The benefits that will come from reaching a 70 percent eco-friendly population are too numerous to mention, but consider this: Our state will gradually change, and while it won’t be immediate, there will be slow, steady improvemen­t until we can say with pride that “We live in the Natural State,” and it will be because all those folks who once had TPD have been cured.

Our eco-friendly state will have trees in parking lots and no litter along roadways. Plastic bags will be a thing of the past, and the Arkansas Department of Transporta­tion will change its name to the Arkansas Transporta­tion and Sidewalk Department.

Medians in our interstate highway system will display thousands of new trees, sidewalks will line every highway through a town, and apex predators will be back in Arkansas’ woods.

You may ask: Richard, what have you been smoking?

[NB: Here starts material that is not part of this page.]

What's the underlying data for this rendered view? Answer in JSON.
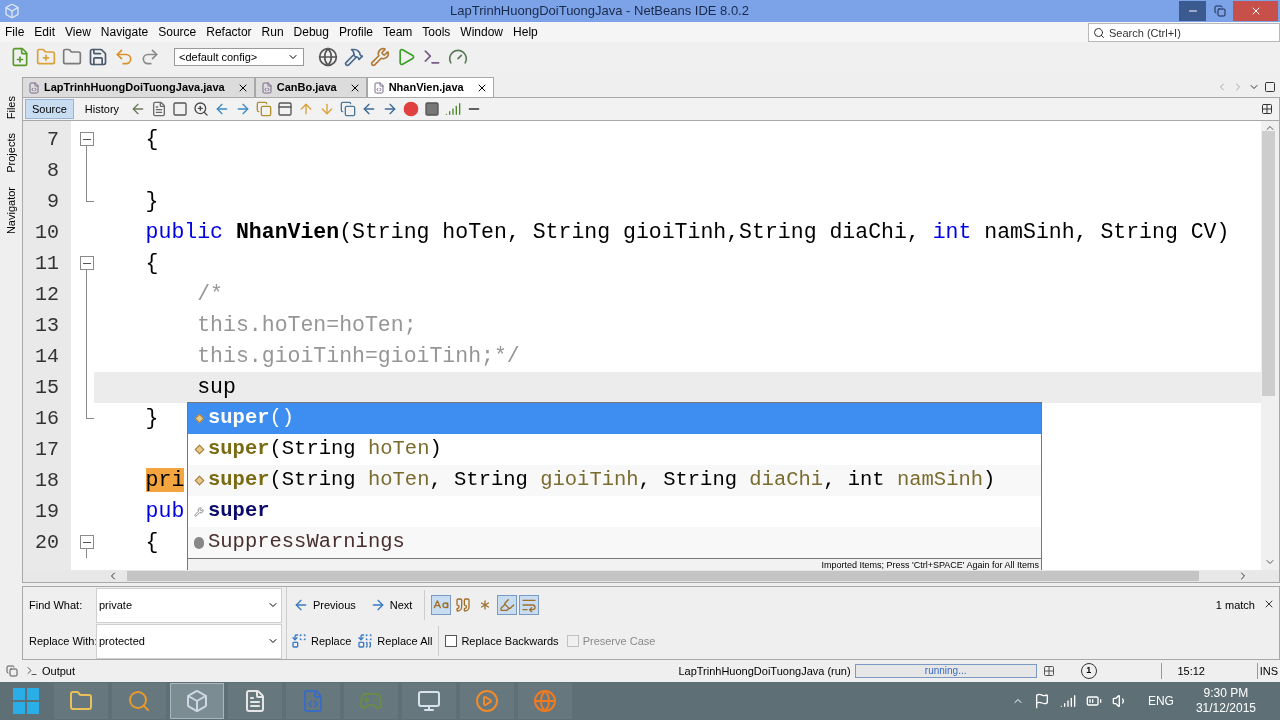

Well, I figure if Coach Pittman can turn the last-place Hogs around, whip up on Texas, beat the Aggies, and win eight games, then a new attitude must make a lot of difference. It seems that attitude about anything is important, and the Hogs are a winning football team this year in large part because of attitude.

Coach Pittman deserves a lot of credit for that, and it shows in everything from the cheerleadi­ng to the starting lineup. Arkansas football is a great example of how a positive approach can make a huge difference.

Let’s examine some of our attitude problems. Based on the evidence (like roadside trash), we are seriously deficient in being eco-friendly. Do you have a real Natural State attitude? Are you eco-friendly?

Since we have a lot of folks who have already failed the Natural State Attitude Test, let’s look at what it will take to reach a 70 percent level of ecofriendl­y vaccinated citizens. It’s really like global warming, or what is more fashionabl­e now, “climate change.”

As our world’s weather becomes increasing bizarre—plainly obvious because the earth is warming—the country as a whole begins to respond more positively, and the “I don’t believe in global warming” crowd is getting quieter.

Polls have shown that the recent series of droughts around the world (especially in California), violent tornadoes and hurricanes, and record temperatur­es have moved the peg to where discussion­s about climate change have become standard fare in political circles.

And when the arctic blast hit Arkansas last February, the majority of folks nodded when someone said climate change. The recent conference in Scotland indicates climate change has moved up from a theory to an absolute fact.

That’s the exact way we will become the true Natural State: by becoming aware of and concerned by the condition of our roadsides, streams, and forests. Even the state Game and Fish Commission will start managing our wildlife to return to an eco-friendly environmen­t by restoring apex predators.

We’re not there yet. But don’t be discourage­d, because 20 years ago the idea that you would bring your own shopping bag into a grocery store to keep from using a plastic bag was almost unheard of, and if you turned down a plastic straw in a restaurant, the wait staff would consider you strange and probably unstable.

Now, as our children look at our habits, and if those habits are eco-friendly, they will change their attitude about our environmen­t. As we become more educated, the state will become more eco-friendly, because being educated changes attitudes.

When we start living eco-friendly lives, we will affect our families and friends, and as those folks become eco-friendly they will in turn have a positive influence on their families and friends. It’s a pebble-in-the-pond effect as the ripple spreads the message: Be eco-friendly.